Norman is a small town New England kid in school who is mocked, ostracized, and shunned as weird because he can see the ghosts of dead people and talk to them, and no one believes him. But, soon, his talent comes in handy when the town comes under the 300-year-old spell of an executed teen girl witch (who was put on trial) once again floods the town with ghosts, zombies, darkness, and possible destruction. At the end of the movie, when all is resolved, when a teen girl hits on the teen jock guy she’s attracted to, he responds, “My boyfriend is a chick flick fanatic.” Do we really need to pimp this stuff on young kids in a movie? It figures that this move was also done in a very cowardly way–at the very end of the movie.
TWO MARXES
* “The Expendables 2“: This wasn’t screened for critics. I shouldn’t have taken the hint. But, instead, I went to last night’s Midnight show, so I could review it for you. And it was utterly unwatchable. Absolutely awful. A bunch of geezer former action stars doing things that just aren’t believable, and you just don’t care because you hardly know what is going on. I didn’t like the first “The Expendables” (read my review), but this makes that look like a masterpiece.
At the beginning, Sylvester Stallone, Jason Statham, Dolph Lundgren and some other people storm into a Nepalese prison to free a multi-milloinaire and the loathsome (and very haggard and old-looking) Arnold Schwarzenegger. Then, they are told by Bruce Willis that unless they get some sort of box for him, he will send them to jail. So they take an Asian chick with them to get the box, but then the murderous Jean-Claude Van Damme kills one of their men–a young soldier (Liam Hemsworth), and they want revenge. So they go to Russia to keep him from getting Russian nukes to sell on the open market. Believe me, I’m making it sound better than it is. Far better. So much action, so boring and stupid. And the addition of Chuck Norris doesn’t make it any better.

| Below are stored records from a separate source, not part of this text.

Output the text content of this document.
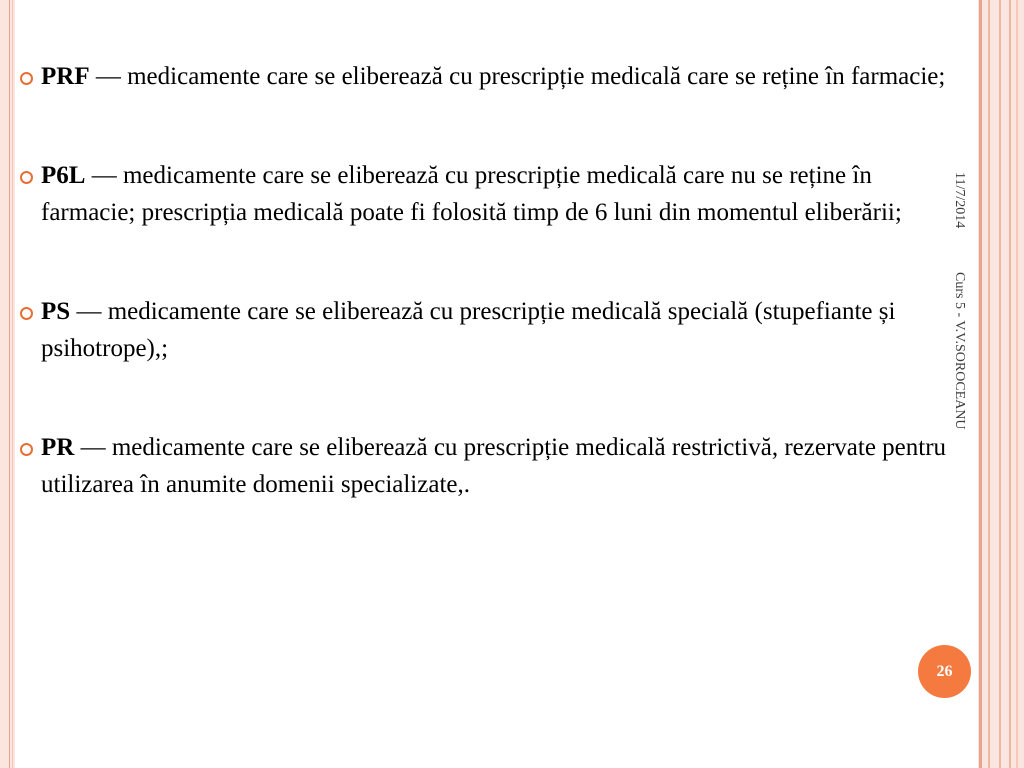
PRF — medicamente care se eliberează cu prescripție medicală care se reține în farmacie;
P6L — medicamente care se eliberează cu prescripție medicală care nu se reține în farmacie; prescripția medicală poate fi folosită timp de 6 luni din momentul eliberării;
PS — medicamente care se eliberează cu prescripție medicală specială (stupefiante și psihotrope),;
PR — medicamente care se eliberează cu prescripție medicală restrictivă, rezervate pentru utilizarea în anumite domenii specializate,.
11/7/2014
Curs 5 - V.V.SOROCEANU
26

Don’t expend your time or money on this.
TWO MARXES
* “The Odd Life of Timothy Green“: This is possibly the most cloying, manipulative, maudlin movie I’ve seen in a while. The annoying Jennifer Garner and the usually likeable Joel Edgerton play small town parents who cannot conceive. They are at an adoption agency telling their long, silly story. The night they finally give up on trying to conceive, they decide to pretend for just one more night that they will have a kid. They put all of his qualities on pieces of paper and then into a box, which they bury in their garden. Then it rains, and a boy grows out of the garden. He has leave on his legs, which they hide. They decide to raise him as their own, but he is only temporary. This is another one of those movies without much of a plot. It’s also long, slow, and boring. You’re supposed to say, “aaawww,” at the end. I just said, “oy,” as in “oy, why did I waste two hours of life on this?”